My toddler is nearly 17 months old and is at the point where she definitely knows how to ask to be nursed by tugging at my shirt and saying “BOOB! BOOB! BOOB!” I feel very lucky that she latched on at 5 minutes old and has been a dedicated breastfeeder ever since. It hurt, a lot, the first week, but overall, and compared to many of my friends who’ve nursed, we’ve had an easy go of it. I pumped when I returned to work, and we supplemented formula with my milk because despite my ample D cups, I didn’t produce enough breast milk. Go figure.

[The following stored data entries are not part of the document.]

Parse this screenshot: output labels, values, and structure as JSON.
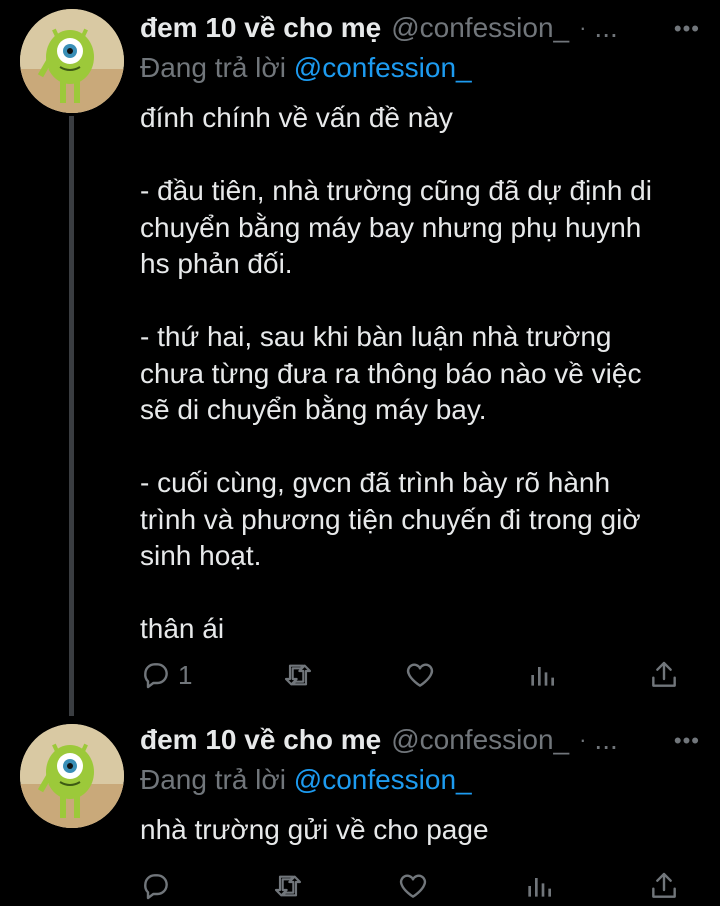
{
  "tweets": [
    {
      "name": "đem 10 về cho mẹ",
      "handle": "@confession_",
      "dot": "·",
      "time": "...",
      "more": "•••",
      "reply_prefix": "Đang trả lời ",
      "reply_to": "@confession_",
      "lines": [
        "đính chính về vấn đề này",
        "",
        "- đầu tiên, nhà trường cũng đã dự định di",
        "chuyển bằng máy bay nhưng phụ huynh",
        "hs phản đối.",
        "",
        "- thứ hai, sau khi bàn luận nhà trường",
        "chưa từng đưa ra thông báo nào về việc",
        "sẽ di chuyển bằng máy bay.",
        "",
        "- cuối cùng, gvcn đã trình bày rõ hành",
        "trình và phương tiện chuyến đi trong giờ",
        "sinh hoạt.",
        "",
        "thân ái"
      ],
      "reply_count": "1",
      "icons": [
        "reply-icon",
        "retweet-icon",
        "like-icon",
        "views-icon",
        "share-icon"
      ]
    },
    {
      "name": "đem 10 về cho mẹ",
      "handle": "@confession_",
      "dot": "·",
      "time": "...",
      "more": "•••",
      "reply_prefix": "Đang trả lời ",
      "reply_to": "@confession_",
      "lines": [
        "nhà trường gửi về cho page"
      ],
      "reply_count": "",
      "icons": [
        "reply-icon",
        "retweet-icon",
        "like-icon",
        "views-icon",
        "share-icon"
      ]
    }
  ],
  "colors": {
    "background": "#000000",
    "text": "#e7e9ea",
    "muted": "#71767b",
    "link": "#1d9bf0",
    "thread_line": "#3a3d41"
  }
}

My intention was to nurse Charlotte for a year. I’ve found when it comes to my upper-middle-class lady friends and mommy circles, there is a bit of an East Coast/ West Coast rivalry when it comes to the ideal amount of time one should breastfeed. In New York, the goal is a year. Apparently, in the Bay Area, anything less than two years is considered child abuse. Of course I am exaggerating, a little. The debate over whether or not to, if you can or can’t for whatever reason, or how long to, is complicated. For the first year, I felt very encouraged. Now that we are heading towards two years, people keep ask me if I am STILL nursing. Maybe I need a lactation consultant to help me stop.

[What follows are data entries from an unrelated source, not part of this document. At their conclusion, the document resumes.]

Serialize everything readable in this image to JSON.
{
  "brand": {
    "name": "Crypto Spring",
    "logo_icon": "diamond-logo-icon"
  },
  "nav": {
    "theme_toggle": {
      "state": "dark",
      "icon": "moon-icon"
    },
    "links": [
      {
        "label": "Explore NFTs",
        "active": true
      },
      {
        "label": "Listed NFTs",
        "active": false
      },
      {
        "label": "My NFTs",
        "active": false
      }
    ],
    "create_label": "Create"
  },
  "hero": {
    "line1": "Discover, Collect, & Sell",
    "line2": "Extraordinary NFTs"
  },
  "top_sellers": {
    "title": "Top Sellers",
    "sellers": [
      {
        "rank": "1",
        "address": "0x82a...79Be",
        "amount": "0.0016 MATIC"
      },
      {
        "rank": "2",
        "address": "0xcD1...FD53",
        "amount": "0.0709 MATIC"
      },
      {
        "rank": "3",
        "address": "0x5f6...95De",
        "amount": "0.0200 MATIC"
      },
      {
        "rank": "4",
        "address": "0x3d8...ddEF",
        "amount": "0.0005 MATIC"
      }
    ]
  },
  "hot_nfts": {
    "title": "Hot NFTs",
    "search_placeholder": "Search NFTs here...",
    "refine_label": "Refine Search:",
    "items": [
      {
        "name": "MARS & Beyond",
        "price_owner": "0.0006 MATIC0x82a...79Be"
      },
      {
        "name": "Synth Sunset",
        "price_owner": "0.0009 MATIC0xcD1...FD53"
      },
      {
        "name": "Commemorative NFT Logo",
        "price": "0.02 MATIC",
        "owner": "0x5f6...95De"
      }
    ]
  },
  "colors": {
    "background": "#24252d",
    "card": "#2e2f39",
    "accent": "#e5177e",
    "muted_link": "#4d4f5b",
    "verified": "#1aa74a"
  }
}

So why do I want to quit nursing? I want my boobs back. I want to stop nursing two to ten times in the middle of the night to get her back to sleep. I’ve tried twice now to quit when I went out of town and left my daughter with her daddy for a few days. She was just fine. Within a half day of my return, however, my resolve to be finished crumbled as she gazed up at me with her big blue eyes and said, “Mama …booba?”

Will she simply lose interest? Or will I have to paint a monster face on my breast like in “A Tree Grows in Brooklyn” to wean her for good? Lemon juice on my nipples? Is there a book I can read? I am sure that I won’t nurse as long as I smoked, but much as I could never imagine NOT smoking, I can’t really figure out what NOT nursing is going to look like. Will she ever snuggle with me again? Similarly to quitting smoking, which suppresses the appetite, will I gain five pounds since I am no longer burning those extra calories from breastfeeding when I quit nursing? One thing I am fairly certain of, my boobs aren’t going to magically look like my pre-baby boobs ever again. I do feel like after not smoking for over a year, my lungs are back to their pre-smoking healthy days.

I do miss smoking and think back to the days of sitting in smoky cafes in Montreal or Istanbul and exhaling glamorously. I miss that time in my life. I am sure I will have similar nostalgia for nursing in a couple of years, remembering the way my daughter would look up at me adoringly and twist her hair while she slurped away happily. I’ve pushed away the memories of Febreezing the cigarette stink out of sweaters, so perhaps I’ll also conveniently forget all the times she intentionally bit me and laughed.

So while smoking and nursing seemingly have little else in common aside from the obvious Freudian oral fixation, quitting, for me, is surprisingly similar.